The candle still burning indicated that someone was working late. Hero Kang, I hoped. He couldn’t have known which ship I’d be arriving on—we’d had no communication since the initial message—but certainly he’d be here any night a foreign ship pulled into port, which was only, according to the intelligence boys in Seoul, two or three dozen times a year. A desk sat in a corner and in front of it were square wooden slots, an old-fashioned filing system with yellowed paper rolled and stuffed into various pigeonholes.
I didn’t want to say hello—what if Hero Kang wa
sn’t alone? What if he’d been joined by a surprise visitor and had led the visitor away, hoping I wouldn’t barge in at the wrong time? I decided to find a hiding place and wait. Before I did, I couldn’t resist peeking through a double wooden door. Stepping gingerly on the creaking wood, I pushed the door open slightly and peered into the vast darkness of a high-ceilinged storage area. Something flitted amongst rafters. Bats. I was about to retreat and find a hiding place in the outside alleyway when the soles of my shoes slid on something rough, like tiny pebbles. Grain—millet, I thought—had been strewn purposefully along the floor. As my eyes adjusted to the dim light, I realized that the grain had been dropped to form the shape of a crooked arrow, an arrow that pointed deeper into the warehouse. Quietly, I scattered the grain with my shoe and followed.

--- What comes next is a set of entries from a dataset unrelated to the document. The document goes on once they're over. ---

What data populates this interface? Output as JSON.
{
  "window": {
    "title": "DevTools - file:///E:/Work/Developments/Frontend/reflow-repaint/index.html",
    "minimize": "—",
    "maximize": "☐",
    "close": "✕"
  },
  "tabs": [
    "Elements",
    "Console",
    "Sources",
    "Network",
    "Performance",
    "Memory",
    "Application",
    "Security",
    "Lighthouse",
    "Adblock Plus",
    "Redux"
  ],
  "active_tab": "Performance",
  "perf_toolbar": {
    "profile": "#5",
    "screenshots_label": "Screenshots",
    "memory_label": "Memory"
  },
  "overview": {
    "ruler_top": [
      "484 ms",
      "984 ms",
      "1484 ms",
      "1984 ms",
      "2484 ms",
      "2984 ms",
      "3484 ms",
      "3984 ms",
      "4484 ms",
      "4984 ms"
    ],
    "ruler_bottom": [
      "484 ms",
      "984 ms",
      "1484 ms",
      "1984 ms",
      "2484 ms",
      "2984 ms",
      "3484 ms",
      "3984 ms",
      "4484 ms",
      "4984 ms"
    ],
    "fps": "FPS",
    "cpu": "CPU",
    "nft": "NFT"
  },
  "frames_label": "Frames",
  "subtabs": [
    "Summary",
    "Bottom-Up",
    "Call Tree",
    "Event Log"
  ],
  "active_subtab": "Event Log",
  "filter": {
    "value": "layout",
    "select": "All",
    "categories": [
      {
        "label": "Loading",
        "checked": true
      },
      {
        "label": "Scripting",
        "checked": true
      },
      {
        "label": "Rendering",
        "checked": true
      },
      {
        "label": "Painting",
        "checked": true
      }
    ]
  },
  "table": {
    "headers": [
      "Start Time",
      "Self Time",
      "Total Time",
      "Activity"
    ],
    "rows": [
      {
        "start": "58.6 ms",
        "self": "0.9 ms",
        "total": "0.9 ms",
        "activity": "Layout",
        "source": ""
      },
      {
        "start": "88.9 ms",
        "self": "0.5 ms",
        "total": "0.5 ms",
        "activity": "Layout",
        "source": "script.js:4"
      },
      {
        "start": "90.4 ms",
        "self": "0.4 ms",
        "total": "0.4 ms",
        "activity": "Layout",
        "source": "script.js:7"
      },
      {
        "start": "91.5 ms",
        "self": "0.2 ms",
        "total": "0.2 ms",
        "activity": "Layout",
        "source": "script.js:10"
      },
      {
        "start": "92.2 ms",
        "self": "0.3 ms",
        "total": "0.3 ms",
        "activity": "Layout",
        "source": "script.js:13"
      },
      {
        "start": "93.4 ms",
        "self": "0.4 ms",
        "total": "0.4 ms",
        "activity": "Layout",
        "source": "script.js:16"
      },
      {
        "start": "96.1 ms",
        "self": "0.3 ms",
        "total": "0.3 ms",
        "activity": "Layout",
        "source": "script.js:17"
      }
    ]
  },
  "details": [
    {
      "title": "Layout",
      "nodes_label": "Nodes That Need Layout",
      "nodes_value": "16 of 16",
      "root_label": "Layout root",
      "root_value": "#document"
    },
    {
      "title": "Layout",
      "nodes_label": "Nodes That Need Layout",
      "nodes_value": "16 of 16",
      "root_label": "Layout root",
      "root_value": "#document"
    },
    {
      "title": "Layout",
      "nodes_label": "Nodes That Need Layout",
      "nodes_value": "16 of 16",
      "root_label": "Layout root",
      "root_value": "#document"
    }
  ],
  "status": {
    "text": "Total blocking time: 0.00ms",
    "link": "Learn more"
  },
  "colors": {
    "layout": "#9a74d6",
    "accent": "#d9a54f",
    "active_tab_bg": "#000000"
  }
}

Moonbeams streamed through a skylight. I passed ancient wooden pallets piled high with sacks of rice. North Korea was a fecund country, rich soil in the lowlands, profitable minerals in the mountains. Begrudgingly, some of my briefers in Seoul had admitted that the standard of living in communist North Korea—as judged by the per capita annual caloric intake—was higher than that in democratic South Korea. But they were quick to add that the Soviet bloc was spending millions subsidizing the North Korean lifestyle, and South Korea was gaining on them rapidly.
At the far end of the warehouse, another tiny candle wavered. It sat on the floor in the center of a short hallway. The door at the end of the hallway had been propped open by a stone. Near the flame, more grain had been scattered. I knelt to examine it, this time expecting a message. It formed two words. The first was a Chinese character. Three lines, the outer two angling in on the straight line in the middle. It took me a second and then it came to me. Su. Water. The second word was in shadow. I lifted the flaming plate of oil. It was in English. Then I realized what it said.
Run.
2
A narrow pathway ran along the edge of the Taedong River. I slipped on the muddy precipice and almost plunged into the roiling water below, at the last minute grabbing shrubbery, steadying myself, and moving forward. Besides the three-quarter moon, the only visibility was provided by the glare of the floodlights of the port behind me. I was heading north, not sure if this was the right way but knowing that I didn’t want to return south toward the port. If anyone were following me, they’d be coming from that direction. The message written on the floor of the grain warehouse had been clear. Head for water and run.